If a property owner is noncompliant, a re-inspection of the property will occur and a three-day notice letter will be issued, with another re-inspection date. From there, the city moves to a “checklist” of items to determine if a property has been abandoned, and then forwards documentation to the city attorney to proceed with the abandonment process.


Mardesen shares the document he uses as a checklist for a property that has been abandoned. It includes 14 different areas to be filled out, such as checking into whether the taxes on the property are current; whether utilities are being provided and/or paid for at the property; whether the property has past due accounts for water, sewer and garbage; descriptions of all the buildings on the property; whether anyone is living on the property; etc.


The investment of time on the city’s part is no small thing, he said, but he shares a few snapshots of properties that he’s worked on in other communities, and shows the increased annual tax revenue that is received by all taxing bodies when an abandoned property is dealt with and torn down, and then a new residential property is erected. “Usually, it takes about three to four years before expenses are recovered from the initial cost of processing the abandonment issue through the legal system to when you start making money on that improvement,” he said, making it well worth it for the taxing bodies and for the neighborhood that now has better value.


As a Realtor, Olson said his office, the local RE/MAX office in Nevada, has tried to do its part to inspire property upkeep by starting a Yard of the Month contest for three months each summer and recognizing those who do a good job on keeping up their properties.

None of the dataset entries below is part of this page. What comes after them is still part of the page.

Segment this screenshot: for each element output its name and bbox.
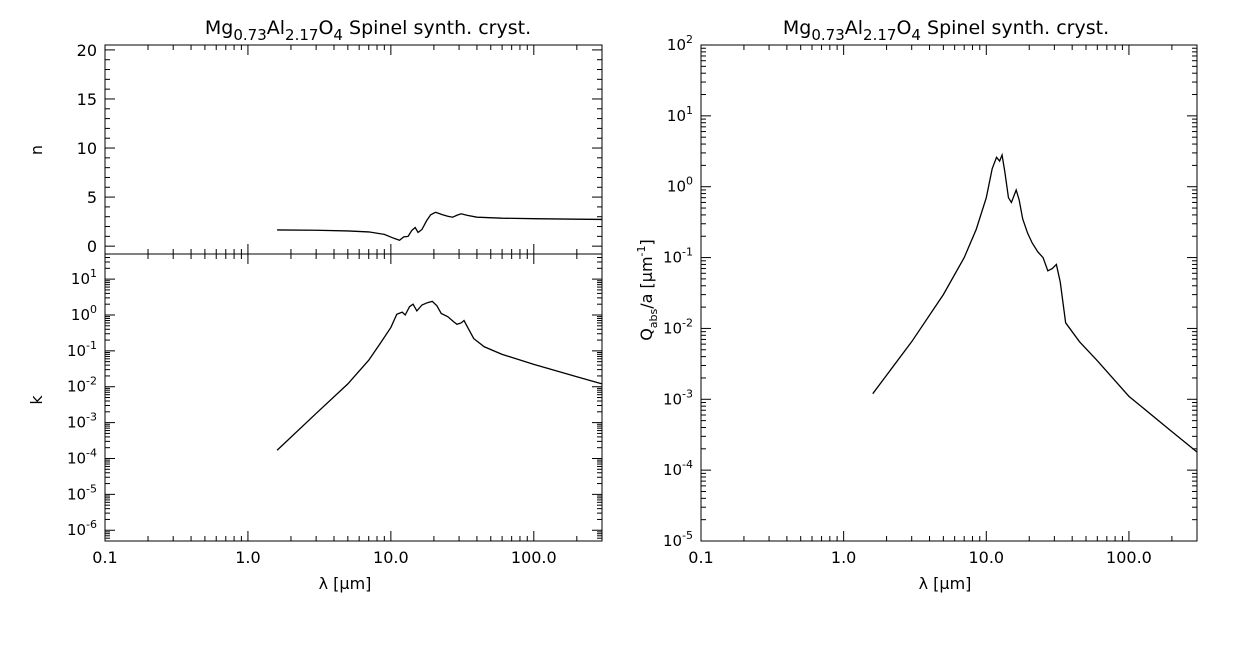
k-x-tick-label: 1.0: [235, 548, 260, 567]
left-x-axis-label: λ [μm]: [319, 574, 372, 593]
qabs-x-tick-label: 1.0: [831, 548, 856, 567]
qabs-y-tick-label: 100: [667, 175, 693, 196]
qabs-y-tick-label: 101: [667, 104, 693, 125]
qabs-curve: [872, 152, 1198, 453]
k-y-tick-label: 10-3: [67, 411, 97, 432]
qabs-panel: 0.1 1.0 10.0 100.0 10-5 10-4 10-3 10-2 10-1 100 10…: [663, 33, 1198, 567]
qabs-y-tick-label: 10-4: [663, 458, 693, 479]
n-y-tick-label: 0: [87, 237, 97, 256]
qabs-y-tick-label: 10-2: [663, 316, 693, 337]
k-y-tick-label: 101: [71, 267, 97, 288]
k-y-tick-label: 10-6: [67, 518, 97, 539]
k-plot-frame: [104, 253, 603, 542]
n-axis-label: n: [27, 145, 46, 155]
qabs-x-tick-label: 100.0: [1106, 548, 1152, 567]
qabs-y-tick-label: 10-1: [663, 246, 693, 267]
k-y-tick-label: 10-1: [67, 339, 97, 360]
k-y-tick-label: 10-5: [67, 482, 97, 503]
right-chart-title: Mg0.73Al2.17O4 Spinel synth. cryst.: [783, 17, 1109, 44]
n-y-tick-label: 15: [77, 90, 97, 109]
right-x-axis-label: λ [μm]: [919, 574, 972, 593]
k-y-tick-label: 10-2: [67, 375, 97, 396]
n-y-tick-label: 20: [77, 41, 97, 60]
n-curve: [277, 211, 603, 241]
qabs-axis-label: Qabs/a [μm-1]: [635, 239, 660, 341]
k-axis-label: k: [27, 395, 46, 405]
k-x-tick-label: 0.1: [92, 548, 117, 567]
n-y-tick-label: 5: [87, 188, 97, 207]
n-panel: 0 5 10 15 20: [77, 41, 603, 256]
k-panel: 0.1 1.0 10.0 100.0 10-6 10-5 10-4 10-3 10-2 10-1 1…: [67, 253, 603, 567]
n-y-tick-label: 10: [77, 139, 97, 158]
qabs-y-tick-label: 10-5: [663, 529, 693, 550]
k-x-tick-label: 100.0: [511, 548, 557, 567]
k-curve: [276, 300, 603, 451]
left-chart-title: Mg0.73Al2.17O4 Spinel synth. cryst.: [205, 17, 531, 44]
qabs-x-tick-label: 10.0: [968, 548, 1004, 567]
qabs-plot-frame: [700, 44, 1198, 542]
k-y-tick-label: 10-4: [67, 446, 97, 467]
qabs-x-tick-label: 0.1: [688, 548, 713, 567]
qabs-y-tick-label: 102: [667, 33, 693, 54]
k-x-tick-label: 10.0: [373, 548, 409, 567]
k-y-tick-label: 100: [71, 303, 97, 324]
qabs-y-tick-label: 10-3: [663, 387, 693, 408]
n-plot-frame: [104, 44, 603, 255]
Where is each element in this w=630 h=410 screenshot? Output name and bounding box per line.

He encourages all homeowners and property owners to try to find a few minutes to focus on their exteriors. “In the summer, mow and pull a few weeds. In the winter, make sure your driveway and sidewalk are shoveled. If you have time … along with mowing, trim the hedges, weed the flower beds, get rid of dead trees and shrubs, get rid of any broken lawn furniture and rake your yard in the fall,” Olson said.


“The exterior of your home should be as uncluttered in appearance as the interior. A good power washing of the exterior surface is a good starting point. Touching up your paint can do wonders for the exterior of a home, as well…,” Olson continued.


“Taking care of your yard and your home, typically creates a sense of pride and accomplishment in ownership,” Olson said.


And taking care of a community, as Mardesen puts it, that’s part of a city’s job.